Conclusions and Reflection

In this analysis, we attempted to build a classification model that could predict whether someone is likely to be a Person of Interest (PoI) in the Enron scandal given their email and financial data. After exploring the data and removing outliers, we investigated two input featuresets: PCA transformed data and engineered features that provided a normalized representation of the email and financial data. Applying multiple classifier algorithms and tuning via GridSearch, the final model was developed which consisted of using a hybrid of the PCA and engineered featureset as the model inputs and a polynomial svm classifier with degree 3 and C and gamme values both 1. This final classifier was selected by reviewing the comparative performance of each models' Precision and Recall scores, with the selected model having a Precision of 0.314 and Recall of 0.333. These performance metrics were chosen as they provide a balance between the goal of producing a short-list of potential PoI candidates to flag for further investigation, while preventing the over classification of non-PoI individuals. Using other performance metrics, such as accuracy in this situation would lead to sub-optimal classifiers, as the number of correct predictions is not as useful as ensuring people that are PoI's are identified as such. This can be a common pitfall of performance measurement, and the goal of the model needs to be well defined before its performance can be measured.

Using the GridSearch functionality of sklearn allowed for the automated tuning of the classifier algorithms. This tuning allowed for the use of different parameters in the classifiers, such as the type of svm (linear, rbf or polynomial) or the number of nearest neighbors to use in the KNeighbors classifier. This tuning is important in producing an effective classifier, as different datasets will result in different patterns. A linear svm may work well with clearly split datasets, but a polynimal svm will be better suited to datasets that result in curved patterns. Without correctly tuning the classification algorithms, a sufficient model will be difficult to develop.
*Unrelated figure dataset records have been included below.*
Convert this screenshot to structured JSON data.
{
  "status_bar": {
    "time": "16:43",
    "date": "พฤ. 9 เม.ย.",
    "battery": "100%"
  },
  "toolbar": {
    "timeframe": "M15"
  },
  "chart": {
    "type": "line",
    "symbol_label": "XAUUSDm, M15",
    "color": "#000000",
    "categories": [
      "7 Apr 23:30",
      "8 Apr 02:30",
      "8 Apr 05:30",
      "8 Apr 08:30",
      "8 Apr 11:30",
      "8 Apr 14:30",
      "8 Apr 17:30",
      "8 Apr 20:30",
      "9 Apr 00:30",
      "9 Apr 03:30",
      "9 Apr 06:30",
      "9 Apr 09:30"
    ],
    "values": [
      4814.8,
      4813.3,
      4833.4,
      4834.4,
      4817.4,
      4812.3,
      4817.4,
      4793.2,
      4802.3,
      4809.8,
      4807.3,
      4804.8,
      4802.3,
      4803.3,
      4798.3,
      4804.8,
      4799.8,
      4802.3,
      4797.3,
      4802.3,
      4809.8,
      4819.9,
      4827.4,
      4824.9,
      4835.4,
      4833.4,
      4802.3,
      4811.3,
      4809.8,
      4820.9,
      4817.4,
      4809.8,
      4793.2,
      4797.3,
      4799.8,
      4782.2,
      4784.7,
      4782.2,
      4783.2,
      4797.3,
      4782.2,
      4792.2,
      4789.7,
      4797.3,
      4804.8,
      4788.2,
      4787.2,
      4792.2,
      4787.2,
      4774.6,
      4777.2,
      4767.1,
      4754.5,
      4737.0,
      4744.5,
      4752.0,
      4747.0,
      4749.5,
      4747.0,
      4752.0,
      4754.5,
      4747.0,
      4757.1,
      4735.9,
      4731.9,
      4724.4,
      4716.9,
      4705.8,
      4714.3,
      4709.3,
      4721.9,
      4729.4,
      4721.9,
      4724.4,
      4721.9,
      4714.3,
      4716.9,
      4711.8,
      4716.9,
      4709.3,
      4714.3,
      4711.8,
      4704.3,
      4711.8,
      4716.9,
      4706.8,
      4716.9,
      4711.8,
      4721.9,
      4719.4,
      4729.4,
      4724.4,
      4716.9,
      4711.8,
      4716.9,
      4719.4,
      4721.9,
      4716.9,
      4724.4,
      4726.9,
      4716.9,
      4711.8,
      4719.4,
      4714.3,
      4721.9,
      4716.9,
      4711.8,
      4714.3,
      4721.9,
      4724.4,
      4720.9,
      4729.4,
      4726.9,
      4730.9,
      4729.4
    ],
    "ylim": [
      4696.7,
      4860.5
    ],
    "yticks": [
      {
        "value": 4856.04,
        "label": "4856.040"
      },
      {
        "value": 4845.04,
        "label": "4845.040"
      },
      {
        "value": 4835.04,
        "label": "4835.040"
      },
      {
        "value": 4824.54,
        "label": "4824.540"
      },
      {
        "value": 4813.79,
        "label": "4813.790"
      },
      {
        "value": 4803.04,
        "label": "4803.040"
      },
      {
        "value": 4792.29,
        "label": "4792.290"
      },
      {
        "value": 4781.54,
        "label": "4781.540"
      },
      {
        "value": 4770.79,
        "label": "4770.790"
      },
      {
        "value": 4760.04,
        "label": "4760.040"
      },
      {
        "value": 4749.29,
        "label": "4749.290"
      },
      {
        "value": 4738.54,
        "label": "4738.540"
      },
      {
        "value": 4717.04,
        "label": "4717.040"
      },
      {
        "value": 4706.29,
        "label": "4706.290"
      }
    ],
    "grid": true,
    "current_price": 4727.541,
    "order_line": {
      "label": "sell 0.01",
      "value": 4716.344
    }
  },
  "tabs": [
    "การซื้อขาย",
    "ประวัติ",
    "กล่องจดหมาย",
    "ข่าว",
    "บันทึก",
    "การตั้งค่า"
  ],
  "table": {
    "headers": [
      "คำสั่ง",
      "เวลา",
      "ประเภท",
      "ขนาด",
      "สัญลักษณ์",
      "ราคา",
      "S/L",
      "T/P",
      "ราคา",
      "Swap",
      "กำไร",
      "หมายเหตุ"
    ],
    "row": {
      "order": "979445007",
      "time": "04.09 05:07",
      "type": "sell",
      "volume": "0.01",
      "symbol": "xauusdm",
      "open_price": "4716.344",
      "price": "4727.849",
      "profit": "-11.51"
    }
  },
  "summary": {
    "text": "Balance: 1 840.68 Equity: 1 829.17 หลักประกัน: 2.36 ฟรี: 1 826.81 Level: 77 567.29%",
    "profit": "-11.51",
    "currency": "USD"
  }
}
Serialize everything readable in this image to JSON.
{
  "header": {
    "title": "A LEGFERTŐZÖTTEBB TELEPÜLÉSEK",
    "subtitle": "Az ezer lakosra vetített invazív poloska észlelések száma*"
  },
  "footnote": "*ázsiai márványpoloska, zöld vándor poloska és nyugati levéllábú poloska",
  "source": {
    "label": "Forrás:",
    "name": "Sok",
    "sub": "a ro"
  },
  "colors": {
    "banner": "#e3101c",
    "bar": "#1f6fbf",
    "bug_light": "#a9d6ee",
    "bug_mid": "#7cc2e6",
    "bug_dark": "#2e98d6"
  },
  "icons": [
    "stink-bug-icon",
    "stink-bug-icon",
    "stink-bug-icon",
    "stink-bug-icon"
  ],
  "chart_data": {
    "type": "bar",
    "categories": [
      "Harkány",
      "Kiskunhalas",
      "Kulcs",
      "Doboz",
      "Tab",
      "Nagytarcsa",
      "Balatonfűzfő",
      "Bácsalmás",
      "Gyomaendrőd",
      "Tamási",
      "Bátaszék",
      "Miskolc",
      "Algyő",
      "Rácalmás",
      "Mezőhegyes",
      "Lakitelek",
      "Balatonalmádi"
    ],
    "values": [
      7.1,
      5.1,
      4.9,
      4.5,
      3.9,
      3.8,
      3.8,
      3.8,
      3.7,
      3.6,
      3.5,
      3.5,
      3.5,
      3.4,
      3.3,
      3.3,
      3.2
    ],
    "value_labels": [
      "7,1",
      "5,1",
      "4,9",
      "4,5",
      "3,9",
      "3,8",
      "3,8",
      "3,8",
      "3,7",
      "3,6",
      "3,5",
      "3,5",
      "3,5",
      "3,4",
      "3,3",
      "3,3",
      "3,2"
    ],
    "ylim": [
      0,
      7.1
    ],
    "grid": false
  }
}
Although the final model meets the minimum goal of Precision and Recall >0.3, there is likely a more optimal classifier that could be developed by further exploring the dataset, engineering more intelligent features and investigating other classifier algorithms better suited to this problem. This model is also likely overfitted to this dataset and probably not directly useful in future investigations, but the proof of concept could be utilized by the investigators to generate their own model as they begin to identify PoI in their own investigation of a similiar nature to the Enron scandal. It would also be interesting to investigate if other features can be developed to help identify potential PoI, such as performing Natural Language Processing on the content of email messages to descern if any conversation patterns emerged between PoI.